No business is completely safe from cyber attacks. Reports show, in fact, that over two-thirds of cyber attacks involve small businesses. Small businesses are viewed as long-hanging fruit by hackers. They have fewer and weaker layers of security than medium- and large-sized businesses, making them easier targets for an attack. While all cyber attacks involve some type of unauthorized intrusion, there are two primary types of cyber attacks: active and passive.
What Is an Active Cyber Attack?
An active cyber attack is an intrusion in which a hacker attempts to directly modify resources or harm the victim’s operations or activities. When performing an active cyber attack, the hacker doesn’t care whether he or she is discovered by the victim. Active cyber attacks are blatant, and they are often identified immediately or shortly after being executed.
Common types of active cyber attacks include the following:
- Distributed Denial-of-Service (DDoS)
- Domain name spoofing
- Computer viruses
What Is a Passive Cyber Attack?
A passive cyber attack, on the other hand, is an intrusion in which a hacker attempts to learn more about a victim’s machine, network or other systems without being noticed.
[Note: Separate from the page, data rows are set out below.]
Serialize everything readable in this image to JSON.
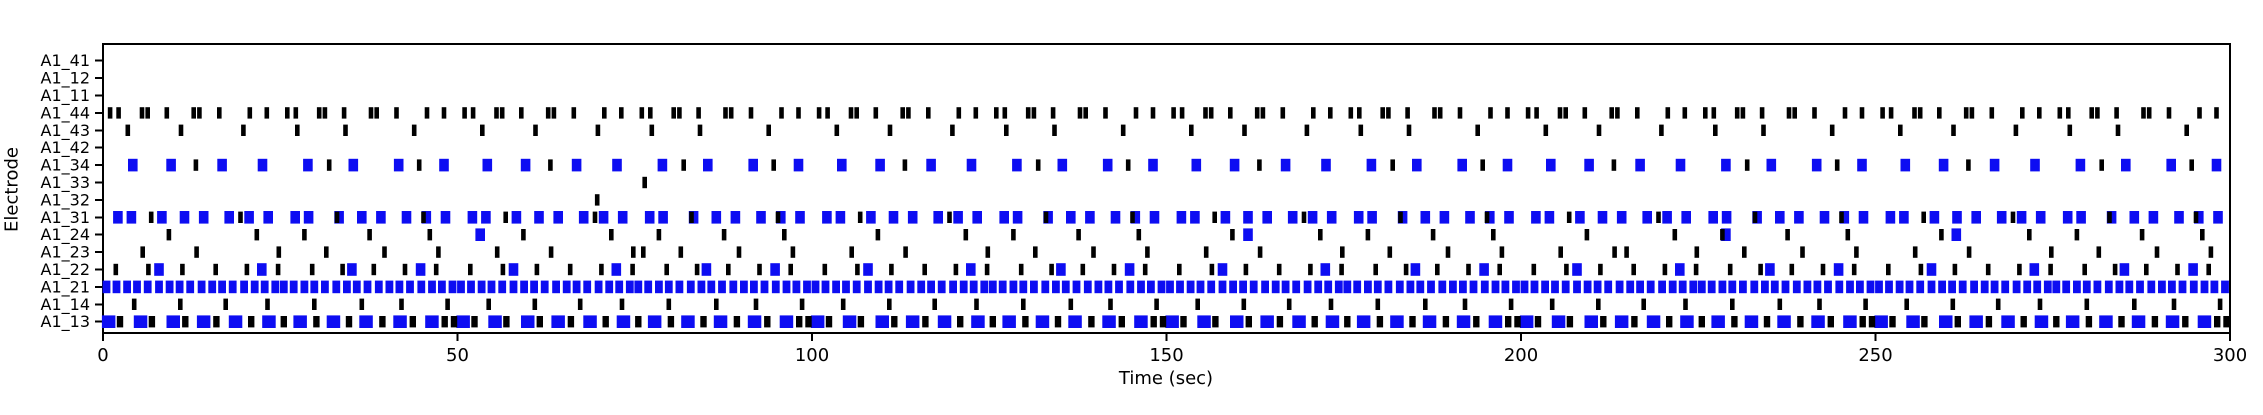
{
  "figure": {
    "background": "#ffffff"
  },
  "chart_data": {
    "type": "raster",
    "title": "",
    "xlabel": "Time (sec)",
    "ylabel": "Electrode",
    "xlim": [
      0,
      300
    ],
    "xticks": [
      0,
      50,
      100,
      150,
      200,
      250,
      300
    ],
    "grid": false,
    "legend": "none",
    "colors": {
      "spike_black": "#000000",
      "spike_blue": "#0d0df2",
      "axis": "#000000"
    },
    "mark_width_sec": {
      "black": 0.65,
      "blue": 1.35
    },
    "row_mark_width_overrides": {
      "A1_13": {
        "black": 0.9,
        "blue": 1.9
      },
      "A1_21": {
        "blue": 1.1
      }
    },
    "electrodes_top_to_bottom": [
      {
        "label": "A1_41",
        "black": [],
        "blue": []
      },
      {
        "label": "A1_12",
        "black": [],
        "blue": []
      },
      {
        "label": "A1_11",
        "black": [],
        "blue": []
      },
      {
        "label": "A1_44",
        "black": [
          1.0,
          2.2,
          5.5,
          6.3,
          9.0,
          12.8,
          13.6,
          16.4,
          20.7,
          23.1,
          26.0,
          27.2,
          30.5,
          31.3,
          34.0,
          37.8,
          38.6,
          41.4,
          45.7,
          48.1,
          51.0,
          52.2,
          55.5,
          56.3,
          59.0,
          62.8,
          63.6,
          66.4,
          70.7,
          73.1,
          76.0,
          77.2,
          80.5,
          81.3,
          84.0,
          87.8,
          88.6,
          91.4,
          95.7,
          98.1,
          101.0,
          102.2,
          105.5,
          106.3,
          109.0,
          112.8,
          113.6,
          116.4,
          120.7,
          123.1,
          126.0,
          127.2,
          130.5,
          131.3,
          134.0,
          137.8,
          138.6,
          141.4,
          145.7,
          148.1,
          151.0,
          152.2,
          155.5,
          156.3,
          159.0,
          162.8,
          163.6,
          166.4,
          170.7,
          173.1,
          176.0,
          177.2,
          180.5,
          181.3,
          184.0,
          187.8,
          188.6,
          191.4,
          195.7,
          198.1,
          201.0,
          202.2,
          205.5,
          206.3,
          209.0,
          212.8,
          213.6,
          216.4,
          220.7,
          223.1,
          226.0,
          227.2,
          230.5,
          231.3,
          234.0,
          237.8,
          238.6,
          241.4,
          245.7,
          248.1,
          251.0,
          252.2,
          255.5,
          256.3,
          259.0,
          262.8,
          263.6,
          266.4,
          270.7,
          273.1,
          276.0,
          277.2,
          280.5,
          281.3,
          284.0,
          287.8,
          288.6,
          291.4,
          295.7,
          298.1
        ],
        "blue": []
      },
      {
        "label": "A1_43",
        "black": [
          3.5,
          11.0,
          19.8,
          27.4,
          34.2,
          43.9,
          53.5,
          61.0,
          69.8,
          77.4,
          84.2,
          93.9,
          103.5,
          111.0,
          119.8,
          127.4,
          134.2,
          143.9,
          153.5,
          161.0,
          169.8,
          177.4,
          184.2,
          193.9,
          203.5,
          211.0,
          219.8,
          227.4,
          234.2,
          243.9,
          253.5,
          261.0,
          269.8,
          277.4,
          284.2,
          293.9
        ],
        "blue": []
      },
      {
        "label": "A1_42",
        "black": [],
        "blue": []
      },
      {
        "label": "A1_34",
        "black": [
          13.1,
          31.9,
          44.6,
          63.1,
          81.9,
          94.6,
          113.1,
          131.9,
          144.6,
          163.1,
          181.9,
          194.6,
          213.1,
          231.9,
          244.6,
          263.1,
          281.9,
          294.6
        ],
        "blue": [
          4.2,
          9.6,
          16.8,
          22.5,
          28.9,
          35.3,
          41.7,
          48.1,
          54.2,
          59.6,
          66.8,
          72.5,
          78.9,
          85.3,
          91.7,
          98.1,
          104.2,
          109.6,
          116.8,
          122.5,
          128.9,
          135.3,
          141.7,
          148.1,
          154.2,
          159.6,
          166.8,
          172.5,
          178.9,
          185.3,
          191.7,
          198.1,
          204.2,
          209.6,
          216.8,
          222.5,
          228.9,
          235.3,
          241.7,
          248.1,
          254.2,
          259.6,
          266.8,
          272.5,
          278.9,
          285.3,
          291.7,
          298.1
        ]
      },
      {
        "label": "A1_33",
        "black": [
          76.4
        ],
        "blue": []
      },
      {
        "label": "A1_32",
        "black": [
          69.7
        ],
        "blue": []
      },
      {
        "label": "A1_31",
        "black": [
          6.8,
          19.4,
          33.0,
          45.2,
          56.8,
          69.4,
          83.0,
          95.2,
          106.8,
          119.4,
          133.0,
          145.2,
          156.8,
          169.4,
          183.0,
          195.2,
          206.8,
          219.4,
          233.0,
          245.2,
          256.8,
          269.4,
          283.0,
          295.2
        ],
        "blue": [
          2.1,
          4.0,
          8.3,
          11.5,
          14.2,
          17.8,
          20.6,
          23.3,
          27.1,
          29.0,
          33.3,
          36.5,
          39.2,
          42.8,
          45.6,
          48.3,
          52.1,
          54.0,
          58.3,
          61.5,
          64.2,
          67.8,
          70.6,
          73.3,
          77.1,
          79.0,
          83.3,
          86.5,
          89.2,
          92.8,
          95.6,
          98.3,
          102.1,
          104.0,
          108.3,
          111.5,
          114.2,
          117.8,
          120.6,
          123.3,
          127.1,
          129.0,
          133.3,
          136.5,
          139.2,
          142.8,
          145.6,
          148.3,
          152.1,
          154.0,
          158.3,
          161.5,
          164.2,
          167.8,
          170.6,
          173.3,
          177.1,
          179.0,
          183.3,
          186.5,
          189.2,
          192.8,
          195.6,
          198.3,
          202.1,
          204.0,
          208.3,
          211.5,
          214.2,
          217.8,
          220.6,
          223.3,
          227.1,
          229.0,
          233.3,
          236.5,
          239.2,
          242.8,
          245.6,
          248.3,
          252.1,
          254.0,
          258.3,
          261.5,
          264.2,
          267.8,
          270.6,
          273.3,
          277.1,
          279.0,
          283.3,
          286.5,
          289.2,
          292.8,
          295.6,
          298.3
        ]
      },
      {
        "label": "A1_24",
        "black": [
          9.3,
          21.7,
          28.4,
          37.6,
          46.1,
          59.3,
          71.7,
          78.4,
          87.6,
          96.1,
          109.3,
          121.7,
          128.4,
          137.6,
          146.1,
          159.3,
          171.7,
          178.4,
          187.6,
          196.1,
          209.3,
          221.7,
          228.4,
          237.6,
          246.1,
          259.3,
          271.7,
          278.4,
          287.6,
          296.1
        ],
        "blue": [
          53.2,
          161.5,
          228.9,
          261.4
        ]
      },
      {
        "label": "A1_23",
        "black": [
          5.6,
          13.2,
          24.8,
          31.5,
          39.7,
          47.3,
          55.6,
          63.2,
          74.8,
          76.2,
          81.5,
          89.7,
          97.3,
          105.6,
          113.2,
          124.8,
          131.5,
          139.7,
          147.3,
          155.6,
          163.2,
          174.8,
          181.5,
          189.7,
          197.3,
          205.6,
          213.2,
          214.9,
          224.8,
          231.5,
          239.7,
          247.3,
          255.6,
          263.2,
          274.8,
          281.5,
          289.7,
          297.3
        ],
        "blue": []
      },
      {
        "label": "A1_22",
        "black": [
          1.8,
          6.4,
          11.2,
          15.9,
          20.3,
          24.7,
          29.5,
          33.8,
          38.2,
          42.6,
          47.0,
          51.8,
          56.4,
          61.2,
          65.9,
          70.3,
          74.7,
          79.5,
          83.8,
          88.2,
          92.6,
          97.0,
          101.8,
          106.4,
          111.2,
          115.9,
          120.3,
          124.7,
          129.5,
          133.8,
          138.2,
          142.6,
          147.0,
          151.8,
          156.4,
          161.2,
          165.9,
          170.3,
          174.7,
          179.5,
          183.8,
          188.2,
          192.6,
          197.0,
          201.8,
          206.4,
          211.2,
          215.9,
          220.3,
          224.7,
          229.5,
          233.8,
          238.2,
          242.6,
          247.0,
          251.8,
          256.4,
          261.2,
          265.9,
          270.3,
          274.7,
          279.5,
          283.8,
          288.2,
          292.6,
          297.0
        ],
        "blue": [
          7.9,
          22.4,
          35.1,
          44.8,
          57.9,
          72.4,
          85.1,
          94.8,
          107.9,
          122.4,
          135.1,
          144.8,
          157.9,
          172.4,
          185.1,
          194.8,
          207.9,
          222.4,
          235.1,
          244.8,
          257.9,
          272.4,
          285.1,
          294.8
        ]
      },
      {
        "label": "A1_21",
        "black": [],
        "blue": [
          0.5,
          1.9,
          3.4,
          4.8,
          6.3,
          7.9,
          9.4,
          10.8,
          12.3,
          13.9,
          15.4,
          16.8,
          18.3,
          19.9,
          21.4,
          22.8,
          24.3,
          25.5,
          26.9,
          28.4,
          29.8,
          31.3,
          32.9,
          34.4,
          35.8,
          37.3,
          38.9,
          40.4,
          41.8,
          43.3,
          44.9,
          46.4,
          47.8,
          49.3,
          50.5,
          51.9,
          53.4,
          54.8,
          56.3,
          57.9,
          59.4,
          60.8,
          62.3,
          63.9,
          65.4,
          66.8,
          68.3,
          69.9,
          71.4,
          72.8,
          74.3,
          75.5,
          76.9,
          78.4,
          79.8,
          81.3,
          82.9,
          84.4,
          85.8,
          87.3,
          88.9,
          90.4,
          91.8,
          93.3,
          94.9,
          96.4,
          97.8,
          99.3,
          100.5,
          101.9,
          103.4,
          104.8,
          106.3,
          107.9,
          109.4,
          110.8,
          112.3,
          113.9,
          115.4,
          116.8,
          118.3,
          119.9,
          121.4,
          122.8,
          124.3,
          125.5,
          126.9,
          128.4,
          129.8,
          131.3,
          132.9,
          134.4,
          135.8,
          137.3,
          138.9,
          140.4,
          141.8,
          143.3,
          144.9,
          146.4,
          147.8,
          149.3,
          150.5,
          151.9,
          153.4,
          154.8,
          156.3,
          157.9,
          159.4,
          160.8,
          162.3,
          163.9,
          165.4,
          166.8,
          168.3,
          169.9,
          171.4,
          172.8,
          174.3,
          175.5,
          176.9,
          178.4,
          179.8,
          181.3,
          182.9,
          184.4,
          185.8,
          187.3,
          188.9,
          190.4,
          191.8,
          193.3,
          194.9,
          196.4,
          197.8,
          199.3,
          200.5,
          201.9,
          203.4,
          204.8,
          206.3,
          207.9,
          209.4,
          210.8,
          212.3,
          213.9,
          215.4,
          216.8,
          218.3,
          219.9,
          221.4,
          222.8,
          224.3,
          225.5,
          226.9,
          228.4,
          229.8,
          231.3,
          232.9,
          234.4,
          235.8,
          237.3,
          238.9,
          240.4,
          241.8,
          243.3,
          244.9,
          246.4,
          247.8,
          249.3,
          250.5,
          251.9,
          253.4,
          254.8,
          256.3,
          257.9,
          259.4,
          260.8,
          262.3,
          263.9,
          265.4,
          266.8,
          268.3,
          269.9,
          271.4,
          272.8,
          274.3,
          275.5,
          276.9,
          278.4,
          279.8,
          281.3,
          282.9,
          284.4,
          285.8,
          287.3,
          288.9,
          290.4,
          291.8,
          293.3,
          294.9,
          296.4,
          297.8,
          299.3
        ]
      },
      {
        "label": "A1_14",
        "black": [
          4.4,
          10.9,
          17.3,
          23.2,
          29.8,
          36.5,
          42.1,
          48.6,
          54.4,
          60.9,
          67.3,
          73.2,
          79.8,
          86.5,
          92.1,
          98.6,
          104.4,
          110.9,
          117.3,
          123.2,
          129.8,
          136.5,
          142.1,
          148.6,
          154.4,
          160.9,
          167.3,
          173.2,
          179.8,
          186.5,
          192.1,
          198.6,
          204.4,
          210.9,
          217.3,
          223.2,
          229.8,
          236.5,
          242.1,
          248.6,
          254.4,
          260.9,
          267.3,
          273.2,
          279.8,
          286.5,
          292.1,
          298.6
        ],
        "blue": []
      },
      {
        "label": "A1_13",
        "black": [
          2.4,
          6.9,
          11.6,
          16.0,
          20.9,
          25.5,
          30.1,
          34.7,
          39.4,
          43.7,
          48.2,
          49.5,
          52.4,
          56.9,
          61.6,
          66.0,
          70.9,
          75.5,
          80.1,
          84.7,
          89.4,
          93.7,
          98.2,
          99.5,
          102.4,
          106.9,
          111.6,
          116.0,
          120.9,
          125.5,
          130.1,
          134.7,
          139.4,
          143.7,
          148.2,
          149.5,
          152.4,
          156.9,
          161.6,
          166.0,
          170.9,
          175.5,
          180.1,
          184.7,
          189.4,
          193.7,
          198.2,
          199.5,
          202.4,
          206.9,
          211.6,
          216.0,
          220.9,
          225.5,
          230.1,
          234.7,
          239.4,
          243.7,
          248.2,
          249.5,
          252.4,
          256.9,
          261.6,
          266.0,
          270.9,
          275.5,
          280.1,
          284.7,
          289.4,
          293.7,
          298.2,
          299.5
        ],
        "blue": [
          0.8,
          5.3,
          9.9,
          14.2,
          18.7,
          23.4,
          27.8,
          32.5,
          37.1,
          41.9,
          46.4,
          50.8,
          55.3,
          59.9,
          64.2,
          68.7,
          73.4,
          77.8,
          82.5,
          87.1,
          91.9,
          96.4,
          100.8,
          105.3,
          109.9,
          114.2,
          118.7,
          123.4,
          127.8,
          132.5,
          137.1,
          141.9,
          146.4,
          150.8,
          155.3,
          159.9,
          164.2,
          168.7,
          173.4,
          177.8,
          182.5,
          187.1,
          191.9,
          196.4,
          200.8,
          205.3,
          209.9,
          214.2,
          218.7,
          223.4,
          227.8,
          232.5,
          237.1,
          241.9,
          246.4,
          250.8,
          255.3,
          259.9,
          264.2,
          268.7,
          273.4,
          277.8,
          282.5,
          287.1,
          291.9,
          296.4
        ]
      }
    ]
  }
}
Passive cyber attacks are performed with the goal of collecting data. It involves a hacker breaking into one of the aforementioned systems, during which he or she collects data without being noticed.
Common types of passive cyber attacks include the following:
- Phishing emails
- Data packet sniffing
Differences Between Active and Passive Cyber Attacks
Active and passive cyber attacks differ in several ways. Active cyber attacks, for example, are easily discovered by victims. If a hacker attempts to modify resources on your business’s network, you’ll probably notice it. Passive cyber attacks are more discreet and may go unnoticed for an extended period.
In most cases, active cyber attacks are more destructive than passive cyber attacks. This is because active cyber attacks don’t just look at resources; they modify them. The use of ransomware is considered an active cyber attack because it modifies resources with encryption. Ransomware encrypts data so that the victim can’t access it. Anytime a hacker modifies resources following an intrusion, it’s considered an active cyber attack.
Passive cyber attacks can often lead to active cyber attacks. A hacker may perform a passive cyber attack to identify vulnerabilities within a victim’s network. After identifying a vulnerability, he or she may exploit it to perform an active cyber attack.